Professor Gernot Gutmann von der Forschungsstelle wollte hier lieber gleich in die Vollen gehen: Das Problem des Geldüberhanges löse sich sofort, wenn die Volkseigenen Betriebe (VEB's) in Aktiengesellschaften umgewandelt seien. Dann könnten mit dem brachliegenden Geld Firmenanteile übernommen werden. Gutmann bekam Schützenhilfe von kompetenter Seite. Gerd Biro, ehemaliger Präsident der ungarischen Industrie- und Handelskammer, empfahl, aus den Erfahrungen von 20jähriger Halbherzigkeit in Ungarn zu lernen. Man müsse gleich die Börse einführen, wie auch einen Kapitalmarkt. Das heutige DDR-System, nach dem die für den Geldumlauf verantwortliche Zentralbank auch gleich die Kreditvergabe an die Unternehmen vornehme, sei nicht praktikabel. Inwieweit ein Wirtschaftsprojekt kreditwürdig ist oder nicht, könne letztendlich nur ein System konkurrierender Banken entscheiden.

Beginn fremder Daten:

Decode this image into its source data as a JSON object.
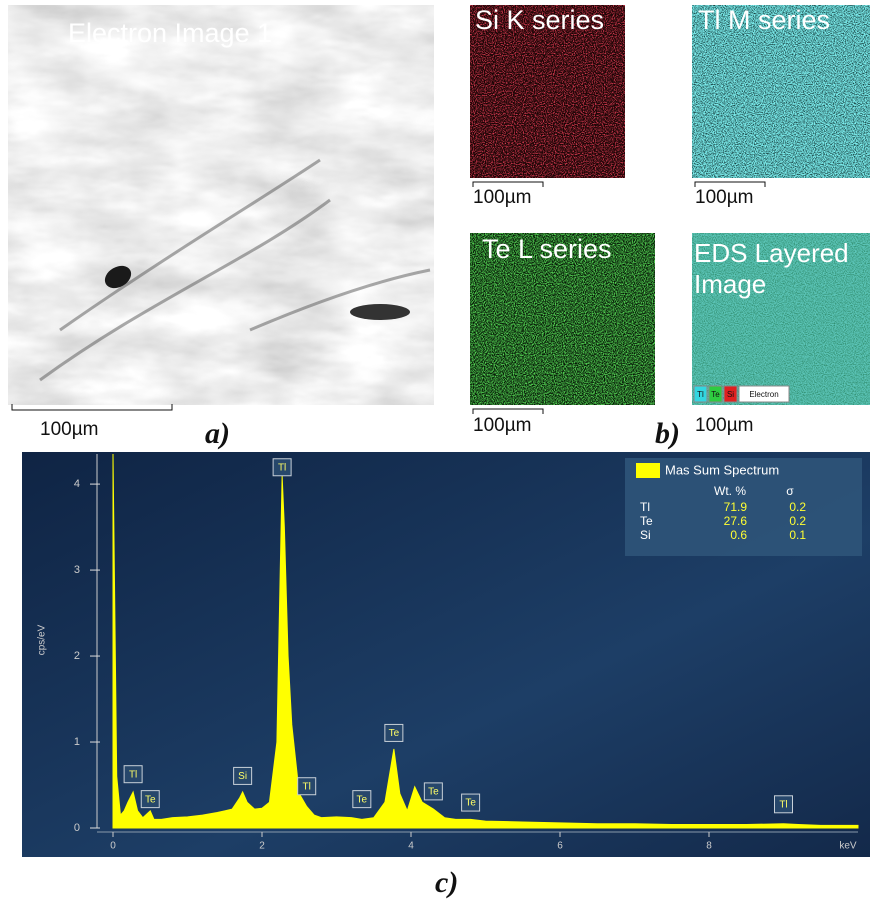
{
  "figure": {
    "a": {
      "title": "Electron Image 1",
      "scale": "100µm",
      "label": "a)"
    },
    "b": {
      "label": "b)",
      "panels": [
        {
          "title": "Si K series",
          "scale": "100µm"
        },
        {
          "title": "Tl M series",
          "scale": "100µm"
        },
        {
          "title": "Te L series",
          "scale": "100µm"
        },
        {
          "title": "EDS Layered Image",
          "scale": "100µm"
        }
      ],
      "layered_legend": [
        "Tl",
        "Te",
        "Si",
        "Electron"
      ]
    },
    "c": {
      "label": "c)"
    }
  },
  "chart_data": {
    "type": "area",
    "x_label": "keV",
    "y_label": "cps/eV",
    "xlim": [
      0,
      10
    ],
    "ylim": [
      0,
      4.35
    ],
    "xticks": [
      0,
      2,
      4,
      6,
      8
    ],
    "yticks": [
      0,
      1,
      2,
      3,
      4
    ],
    "series": [
      {
        "name": "Mas Sum Spectrum",
        "color": "#ffff00",
        "x": [
          0,
          0.05,
          0.1,
          0.15,
          0.2,
          0.27,
          0.33,
          0.4,
          0.5,
          0.55,
          0.65,
          0.8,
          1.0,
          1.2,
          1.4,
          1.5,
          1.6,
          1.7,
          1.74,
          1.8,
          1.9,
          2.0,
          2.1,
          2.2,
          2.27,
          2.3,
          2.35,
          2.4,
          2.5,
          2.6,
          2.7,
          2.8,
          3.0,
          3.2,
          3.34,
          3.5,
          3.65,
          3.77,
          3.85,
          3.95,
          4.05,
          4.15,
          4.3,
          4.45,
          4.6,
          4.8,
          5.0,
          5.5,
          6,
          6.5,
          7,
          7.5,
          8,
          8.5,
          9.0,
          9.2,
          9.5,
          10
        ],
        "values": [
          4.35,
          0.6,
          0.15,
          0.2,
          0.3,
          0.42,
          0.2,
          0.12,
          0.2,
          0.1,
          0.1,
          0.12,
          0.13,
          0.15,
          0.18,
          0.2,
          0.22,
          0.35,
          0.42,
          0.3,
          0.22,
          0.23,
          0.3,
          1.0,
          4.1,
          3.5,
          2.0,
          1.2,
          0.4,
          0.25,
          0.15,
          0.12,
          0.13,
          0.12,
          0.1,
          0.12,
          0.3,
          0.92,
          0.4,
          0.2,
          0.48,
          0.3,
          0.22,
          0.12,
          0.1,
          0.1,
          0.08,
          0.07,
          0.06,
          0.05,
          0.05,
          0.04,
          0.04,
          0.04,
          0.05,
          0.04,
          0.03,
          0.03
        ]
      }
    ],
    "annotations": [
      {
        "label": "Tl",
        "x": 0.27,
        "y": 0.62
      },
      {
        "label": "Te",
        "x": 0.5,
        "y": 0.33
      },
      {
        "label": "Si",
        "x": 1.74,
        "y": 0.6
      },
      {
        "label": "Tl",
        "x": 2.27,
        "y": 4.19
      },
      {
        "label": "Tl",
        "x": 2.6,
        "y": 0.48
      },
      {
        "label": "Te",
        "x": 3.34,
        "y": 0.33
      },
      {
        "label": "Te",
        "x": 3.77,
        "y": 1.1
      },
      {
        "label": "Te",
        "x": 4.3,
        "y": 0.42
      },
      {
        "label": "Te",
        "x": 4.8,
        "y": 0.29
      },
      {
        "label": "Tl",
        "x": 9.0,
        "y": 0.27
      }
    ],
    "table": {
      "columns": [
        "Wt. %",
        "σ"
      ],
      "rows": [
        {
          "element": "Tl",
          "wt": 71.9,
          "sigma": 0.2
        },
        {
          "element": "Te",
          "wt": 27.6,
          "sigma": 0.2
        },
        {
          "element": "Si",
          "wt": 0.6,
          "sigma": 0.1
        }
      ]
    }
  }
}
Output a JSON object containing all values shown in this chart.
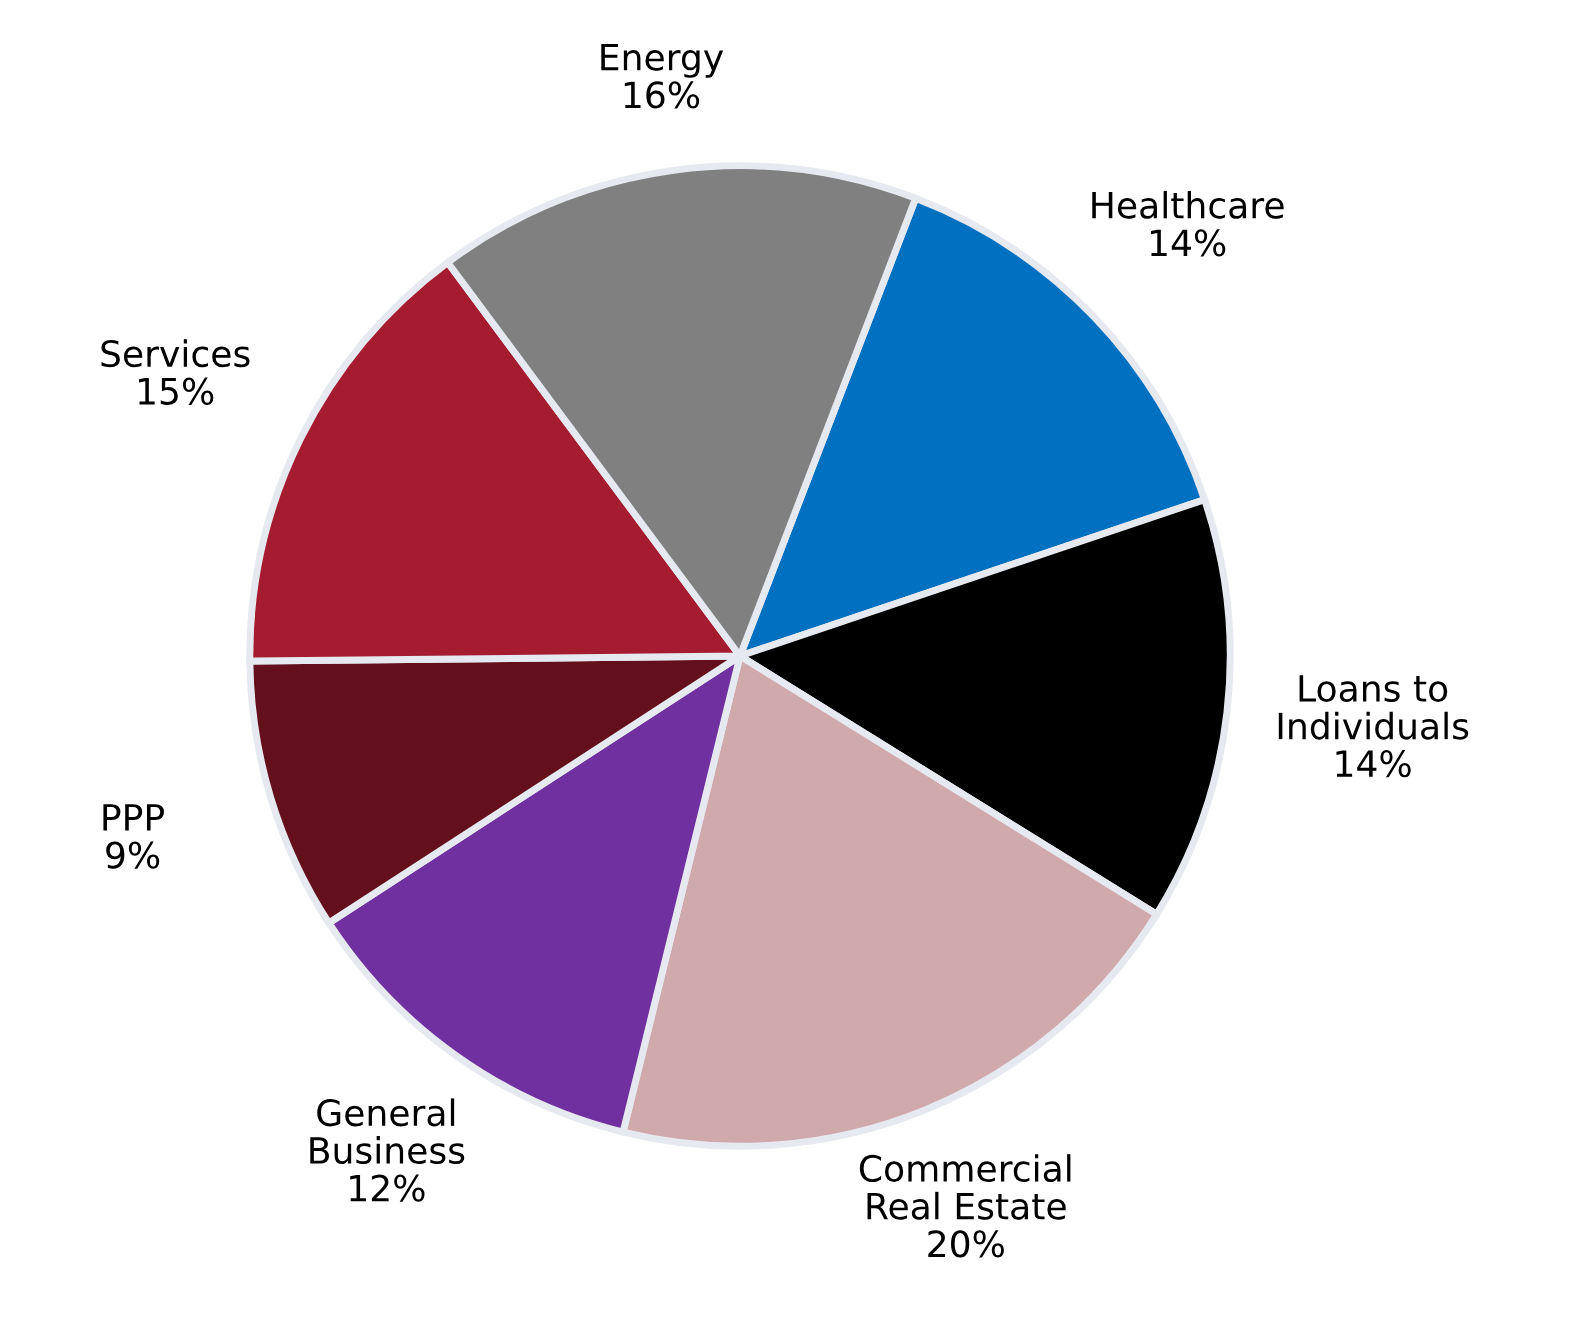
{
  "chart_data": {
    "type": "pie",
    "categories": [
      "Healthcare",
      "Loans to\nIndividuals",
      "Commercial\nReal Estate",
      "General\nBusiness",
      "PPP",
      "Services",
      "Energy"
    ],
    "values": [
      14,
      14,
      20,
      12,
      9,
      15,
      16
    ],
    "value_labels": [
      "14%",
      "14%",
      "20%",
      "12%",
      "9%",
      "15%",
      "16%"
    ],
    "colors": [
      "#0070c0",
      "#000000",
      "#d0a9ad",
      "#7030a0",
      "#63101c",
      "#a51c30",
      "#808080"
    ],
    "legend": false
  }
}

Während Cornelsen für die Furcht der DDR vor einem anstehenden Ausverkauf durch ausländische Firmenübernahmen Verständnis aufbrachte, und zur Kooperation lieber die demnächst einzusparenden Rüstungsgelder einsetzen wollte, konnte der Münchner Finanzwissenschaftler Günter Hedtkamp mit dieser Angst nichts anfangen. Wenn in der DDR Bedenken gegen ausländische Unternehmensbeteiligungen vorherrschen, dann müsse man die Diskussion in der BRD dagegenhalten. Hier werde immer dann Alarm geschlagen, wenn die ausländischen Direktinvestitionen zurückgingen. Dann heiße es, der Standort Bundesrepublik sei in Gefahr. Das Beispiel Ungarn zeige im übrigen, daß die Beteiligungen ausländischer Unternehmen nur schleppend vorankämen. Man sei deshalb ständig bemüht, das jetzige Volumen von einer runden dreiviertel Milliarde Dollar auszuweiten. Düsteres hatte Rosemarie Schneider von der Forschungsstelle über den Verkehrssektor im Lande zu berichten. Mangels Erneuerungsinvestitonen seien die Eisenbahnanlagen teilweise „verrottet“ und demgemäß störanfällig. Die wachsenden Schwierigkeiten beim Eisenbahn- und Straßen-Güterverkehr würden nach DDR-Angaben mittlerweile zu jährlichen volkswirtschaftlichen Verlusten von vier bis sechs Milliarden Ost-Mark führen. Schneiders kurzfristig zu realisierender Vorschlag: Die Bundesrepublik solle der DDR eine größere LKW-Flotte ausleihen.